I have to congratulate her for keeping you voters involved in her work. It is so important that lawmakers listen to the will of the people. Her social media presence is incredibly impressive, particularly in the way she uses it almost daily to get the community's feedback. The meeting had an exciting end: after our conversation, Senator Ritchie said she will be putting her support behind our cyberbullying bill! Thank you to the Senator for taking the time to meet with me and for becoming part of our efforts! As a woman with strong understanding of the positive power of digital media, I am glad to have her on board to help protect against its negative uses. It was such a pleasure and honor to meet her!

Case Middle School

Thank you to students at Case Middle School for a great conversation today about bullying!

This visit had a particularly special moment: I had talked to students about the many things I am doing to help this issue, particularly my work with Senator Klein on the cyberbullying laws. After the presentation I was greeting students and signing quick autographs when a young lady walked up to me. I turned to her and was struck right away by the way she was looking at me. She had my full attention. After introducing herself she calmy said, "I want to thank you. I was friends with Jamey." Without thinking I threw my arms around her. "You don't have to be doing this, but it means so much that someone is doing something," she said, tears welling in her eyes. I started to cry. She told me she was afraid everyone had forgotten. I assured her that there are people giving everything they have to make sure that never is the case. We hugged again and I gave her my information. It took a minute before I even realized there were other students in the room. My entire year of work just proved its worth in those moments. That she was comforted by my efforts made every minute worthwhile. I only pray that I can accomplish even more in the coming months in order to give this young woman, and every individual effected by the lethal nature of bullying, the assurance that the one they lost will never be forgotten.

My sister beats her bully.

I've shared the story of how my sister lost a college degree in its last semester because of a professor who bullied her for her dyslexia. The emotional damage of that man has haunted her for years. I can never forget how sick to my stomach I was when I heard that she had actually chosen to drop the major because of him. All she needed was one class, but even that was too much to take. He had broken her. For the past years we have been helping her put together the pieces again.

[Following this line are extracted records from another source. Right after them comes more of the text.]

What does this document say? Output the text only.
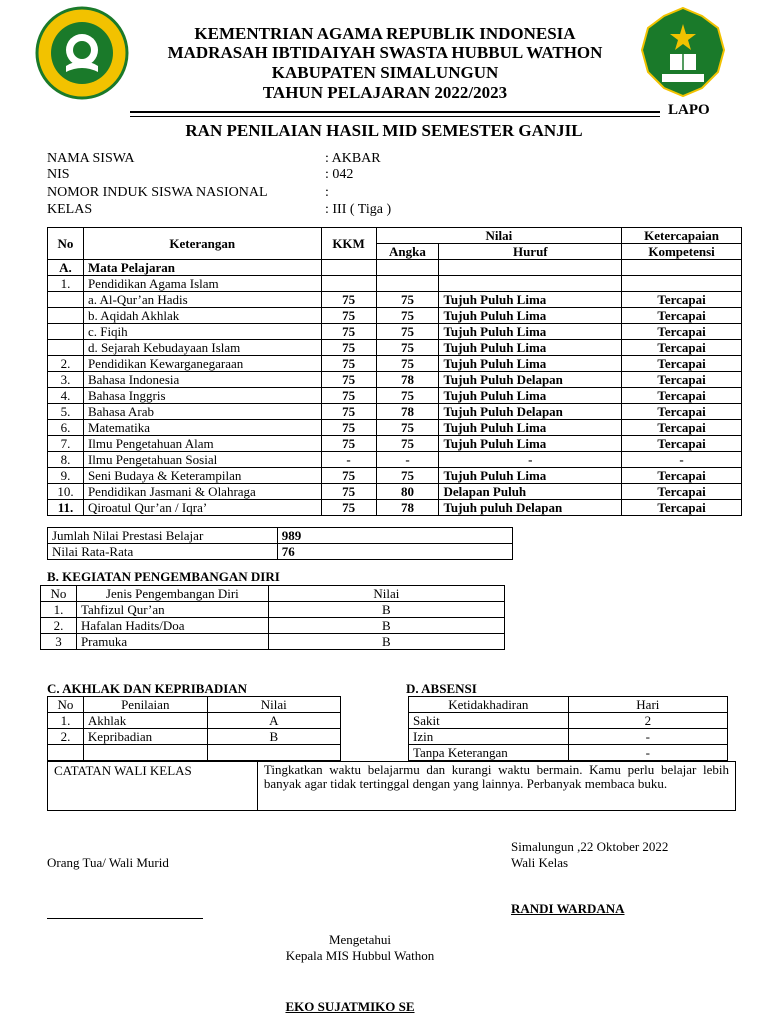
KEMENTRIAN AGAMA REPUBLIK INDONESIA
MADRASAH IBTIDAIYAH SWASTA HUBBUL WATHON
KABUPATEN SIMALUNGUN
TAHUN PELAJARAN 2022/2023
LAPO
RAN PENILAIAN HASIL MID SEMESTER GANJIL
NAMA SISWA	: AKBAR
NIS	: 042
NOMOR INDUK SISWA NASIONAL	:
KELAS	: III ( Tiga )
No	Keterangan	KKM	Nilai		Ketercapaian
			Angka	Huruf	Kompetensi
A.	Mata Pelajaran				
1.	Pendidikan Agama Islam				
	a. Al-Qur’an Hadis	75	75	Tujuh Puluh Lima	Tercapai
	b. Aqidah Akhlak	75	75	Tujuh Puluh Lima	Tercapai
	c. Fiqih	75	75	Tujuh Puluh Lima	Tercapai
	d. Sejarah Kebudayaan Islam	75	75	Tujuh Puluh Lima	Tercapai
2.	Pendidikan Kewarganegaraan	75	75	Tujuh Puluh Lima	Tercapai
3.	Bahasa Indonesia	75	78	Tujuh Puluh Delapan	Tercapai
4.	Bahasa Inggris	75	75	Tujuh Puluh Lima	Tercapai
5.	Bahasa Arab	75	78	Tujuh Puluh Delapan	Tercapai
6.	Matematika	75	75	Tujuh Puluh Lima	Tercapai
7.	Ilmu Pengetahuan Alam	75	75	Tujuh Puluh Lima	Tercapai
8.	Ilmu Pengetahuan Sosial	-	-	-	-
9.	Seni Budaya & Keterampilan	75	75	Tujuh Puluh Lima	Tercapai
10.	Pendidikan Jasmani & Olahraga	75	80	Delapan Puluh	Tercapai
11.	Qiroatul Qur’an / Iqra’	75	78	Tujuh puluh Delapan	Tercapai
Jumlah Nilai Prestasi Belajar	989
Nilai Rata-Rata	76
B. KEGIATAN PENGEMBANGAN DIRI
No	Jenis Pengembangan Diri	Nilai
1.	Tahfizul Qur’an	B
2.	Hafalan Hadits/Doa	B
3	Pramuka	B
C. AKHLAK DAN KEPRIBADIAN
No	Penilaian	Nilai
1.	Akhlak	A
2.	Kepribadian	B

D. ABSENSI
Ketidakhadiran	Hari
Sakit	2
Izin	-
Tanpa Keterangan	-
CATATAN WALI KELAS	Tingkatkan waktu belajarmu dan kurangi waktu bermain. Kamu perlu belajar lebih banyak agar tidak tertinggal dengan yang lainnya. Perbanyak membaca buku.
Simalungun ,22 Oktober 2022
Wali Kelas
Orang Tua/ Wali Murid
RANDI WARDANA
Mengetahui
Kepala MIS Hubbul Wathon
EKO SUJATMIKO SE
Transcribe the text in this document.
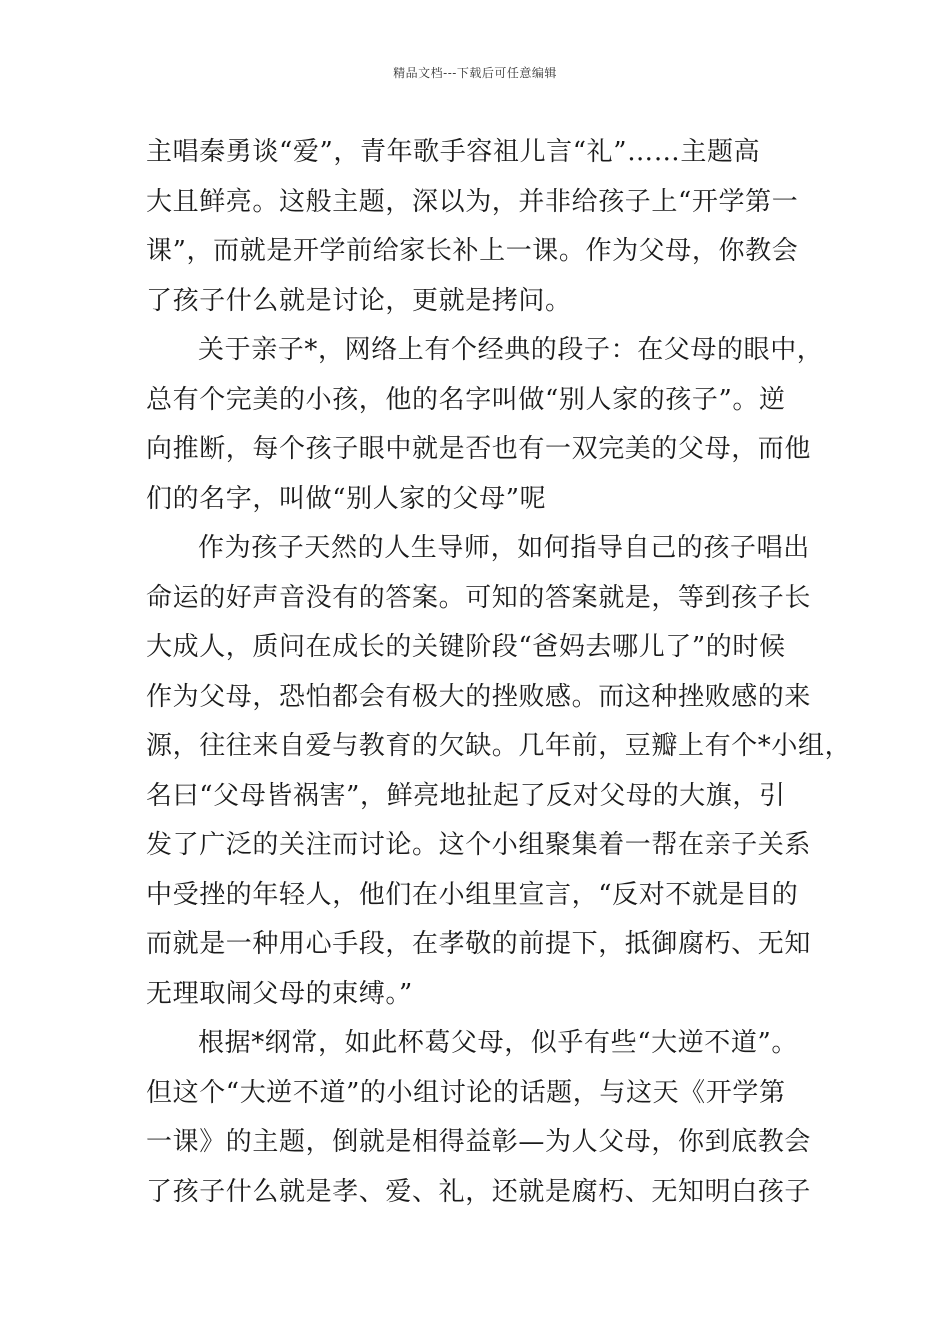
精品文档---下载后可任意编辑
主唱秦勇谈“爱”，青年歌手容祖儿言“礼”……主题高
大且鲜亮。这般主题，深以为，并非给孩子上“开学第一
课”，而就是开学前给家长补上一课。作为父母，你教会
了孩子什么就是讨论，更就是拷问。
关于亲子*，网络上有个经典的段子：在父母的眼中，
总有个完美的小孩，他的名字叫做“别人家的孩子”。逆
向推断，每个孩子眼中就是否也有一双完美的父母，而他
们的名字，叫做“别人家的父母”呢
作为孩子天然的人生导师，如何指导自己的孩子唱出
命运的好声音没有的答案。可知的答案就是，等到孩子长
大成人，质问在成长的关键阶段“爸妈去哪儿了”的时候
作为父母，恐怕都会有极大的挫败感。而这种挫败感的来
源，往往来自爱与教育的欠缺。几年前，豆瓣上有个*小组，
名曰“父母皆祸害”，鲜亮地扯起了反对父母的大旗，引
发了广泛的关注而讨论。这个小组聚集着一帮在亲子关系
中受挫的年轻人，他们在小组里宣言，“反对不就是目的
而就是一种用心手段，在孝敬的前提下，抵御腐朽、无知
无理取闹父母的束缚。”
根据*纲常，如此杯葛父母，似乎有些“大逆不道”。
但这个“大逆不道”的小组讨论的话题，与这天《开学第
一课》的主题，倒就是相得益彰—为人父母，你到底教会
了孩子什么就是孝、爱、礼，还就是腐朽、无知明白孩子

Today, she has triumphed. I am proud to report that she is now halfway through her masters degree in directing at the Royal Conservatoire of Scotland. Today she made her directorial debut at The Globe Theater, directing King Lear. My family is in London and has reported that it was brilliant. I am not surprised, for she is incapable of anything less. While I will never get over not being able to be there, I am so thrilled and proud of her.

Virginia never let her disability stop her. Now, she has chosen not let this one man's ignorance stand in her way any longer. There is no day I could face that would amount to even half of what my sister handles from her disability every minute. Every time I face a challenge and feel afraid, I think of her and know that I can be strong just like she has been. She is my inspiration, my source of strength and motivation.

That picture? That's Virginia on the left and myself on the right. She happens to also be a gifted artist. These are huge charcoal on canvas works she did for my mother this year.

The moral of my sister's story is one we all must remember: the bully does not have to win.

I love you Gina, just as so many do. You have always been my Miss America. Brava.